Is there any reason to believe that anal sex between homosexual men is a more effective disease vector than anal sex between a man and a woman? My impression is that in Africa the latter is the primary disease vector.
Yes, women are a natural, though not 100% effective, firewall against transmission and retransmission of the HIV virus. There are a few reasons.
First of all, heterosexual anal sex comprises quite a low percentage of all heterosexual acts, which is a large factor lower than its proportion of homosexual acts.
Also, anal sex is primarily a one way transmission, from the penetrator to the penetrated (there's an exception which I'll get to in a moment). Since women are viurtually never the penetrators of men during anal sex in a fashion which facilitates the transmission of the virus to the man, there is almost no retransmission. This also explains the low incidence of HIV infection among lesbians.

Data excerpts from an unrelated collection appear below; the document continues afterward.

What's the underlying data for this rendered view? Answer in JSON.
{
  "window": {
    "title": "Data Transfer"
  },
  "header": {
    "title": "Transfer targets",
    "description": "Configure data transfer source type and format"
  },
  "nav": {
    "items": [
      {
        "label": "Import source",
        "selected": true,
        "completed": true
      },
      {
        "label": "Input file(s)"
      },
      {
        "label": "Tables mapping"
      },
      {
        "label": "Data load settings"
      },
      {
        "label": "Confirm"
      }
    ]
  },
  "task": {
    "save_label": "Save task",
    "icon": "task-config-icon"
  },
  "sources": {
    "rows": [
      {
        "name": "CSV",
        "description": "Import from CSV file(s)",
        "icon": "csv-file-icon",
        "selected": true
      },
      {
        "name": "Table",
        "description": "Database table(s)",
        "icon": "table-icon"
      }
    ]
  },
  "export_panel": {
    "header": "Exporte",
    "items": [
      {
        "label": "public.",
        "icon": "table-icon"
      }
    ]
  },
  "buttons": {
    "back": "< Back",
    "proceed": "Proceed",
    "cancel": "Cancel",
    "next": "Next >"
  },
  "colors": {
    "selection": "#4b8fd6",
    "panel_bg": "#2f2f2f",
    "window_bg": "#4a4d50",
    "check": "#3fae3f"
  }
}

The exception I mentioned is the presence of another veneral disease in either partner. In cases where the woman has an active venereal disease, particularly with open lesions, vaginal or rectal retransmission to a man is possible. This explains almost all of the very few true instances where women have infected men with HIV via sexual contact.

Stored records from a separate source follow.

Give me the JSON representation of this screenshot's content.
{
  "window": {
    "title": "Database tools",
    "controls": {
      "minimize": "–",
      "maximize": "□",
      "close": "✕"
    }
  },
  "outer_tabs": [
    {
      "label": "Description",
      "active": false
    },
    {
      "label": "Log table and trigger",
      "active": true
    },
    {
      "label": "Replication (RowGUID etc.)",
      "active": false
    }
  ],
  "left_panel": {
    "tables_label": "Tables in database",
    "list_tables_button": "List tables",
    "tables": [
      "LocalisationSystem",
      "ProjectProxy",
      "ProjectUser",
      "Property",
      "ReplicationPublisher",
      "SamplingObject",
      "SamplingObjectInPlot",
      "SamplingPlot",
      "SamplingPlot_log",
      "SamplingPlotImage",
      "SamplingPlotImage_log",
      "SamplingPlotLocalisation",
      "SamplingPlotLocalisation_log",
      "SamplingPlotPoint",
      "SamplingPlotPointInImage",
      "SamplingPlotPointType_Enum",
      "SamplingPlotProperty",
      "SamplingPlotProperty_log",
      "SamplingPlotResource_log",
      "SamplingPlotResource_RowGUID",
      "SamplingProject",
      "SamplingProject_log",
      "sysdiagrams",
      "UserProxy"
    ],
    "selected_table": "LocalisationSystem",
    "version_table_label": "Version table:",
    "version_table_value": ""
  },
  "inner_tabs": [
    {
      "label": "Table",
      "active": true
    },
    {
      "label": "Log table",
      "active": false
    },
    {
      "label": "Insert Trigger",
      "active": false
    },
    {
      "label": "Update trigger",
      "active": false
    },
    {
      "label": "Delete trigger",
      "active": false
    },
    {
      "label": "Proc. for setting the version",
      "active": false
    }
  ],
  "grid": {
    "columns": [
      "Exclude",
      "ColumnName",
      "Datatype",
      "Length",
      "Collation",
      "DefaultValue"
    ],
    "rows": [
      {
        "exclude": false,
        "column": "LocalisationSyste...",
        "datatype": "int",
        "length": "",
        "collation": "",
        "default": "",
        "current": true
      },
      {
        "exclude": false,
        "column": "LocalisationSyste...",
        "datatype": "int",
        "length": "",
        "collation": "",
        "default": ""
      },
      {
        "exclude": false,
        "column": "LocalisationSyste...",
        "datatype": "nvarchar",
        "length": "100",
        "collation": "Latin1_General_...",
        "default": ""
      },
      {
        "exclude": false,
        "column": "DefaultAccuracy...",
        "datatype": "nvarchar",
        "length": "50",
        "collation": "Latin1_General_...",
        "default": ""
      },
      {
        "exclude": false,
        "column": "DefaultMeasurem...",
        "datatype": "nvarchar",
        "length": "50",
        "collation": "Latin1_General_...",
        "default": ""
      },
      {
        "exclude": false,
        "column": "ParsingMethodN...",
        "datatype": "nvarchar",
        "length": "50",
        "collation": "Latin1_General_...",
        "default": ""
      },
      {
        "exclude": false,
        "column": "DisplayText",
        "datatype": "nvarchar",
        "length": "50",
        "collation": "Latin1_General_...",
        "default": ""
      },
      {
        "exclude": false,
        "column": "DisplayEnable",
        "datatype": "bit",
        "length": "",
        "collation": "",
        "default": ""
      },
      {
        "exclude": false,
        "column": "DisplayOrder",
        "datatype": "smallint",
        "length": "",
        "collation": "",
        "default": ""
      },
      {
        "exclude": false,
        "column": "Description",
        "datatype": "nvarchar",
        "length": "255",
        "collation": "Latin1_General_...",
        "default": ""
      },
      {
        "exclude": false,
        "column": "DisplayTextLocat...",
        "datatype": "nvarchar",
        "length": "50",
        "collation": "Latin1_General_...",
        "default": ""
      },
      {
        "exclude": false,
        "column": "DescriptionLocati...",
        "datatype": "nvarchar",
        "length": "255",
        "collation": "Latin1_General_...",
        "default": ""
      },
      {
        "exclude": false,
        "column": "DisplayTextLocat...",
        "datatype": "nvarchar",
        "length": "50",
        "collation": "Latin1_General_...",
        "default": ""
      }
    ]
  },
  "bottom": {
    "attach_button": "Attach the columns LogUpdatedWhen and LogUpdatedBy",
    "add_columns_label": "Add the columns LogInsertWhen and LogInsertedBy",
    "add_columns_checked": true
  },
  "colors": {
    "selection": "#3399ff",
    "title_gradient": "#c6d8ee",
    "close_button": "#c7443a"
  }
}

All of this was explained to me by my cousin, now a cardiologist, back in 1985.
The aberrant AIDS data from Africa merit further study, however, some follow-up studies I've seen indicate that the data isn't all that aberrant from the model described to me by my cousin 17 years ago.
Bisexuality is far more common in Africa than is reported, in part because in many Third World countries, only the receiver in anal sex acts is considered to be homosexual. Therefore, homosexual transmission in Africa is underreported. Also, venereal diseases are more common in Africa, in part because of lower access to antibiotics, thus facilitating retransmission by women beyond the numbers seen in developed countries.
One more thing, and this is just my own hunch, but the greater incidence of blood-borne diseaes, biting insects, open sores, or other stress factors on immune systems in Africa may be increasing the susceptibility of Africans to HIV infection and the subsequent development of full-blown AIDS.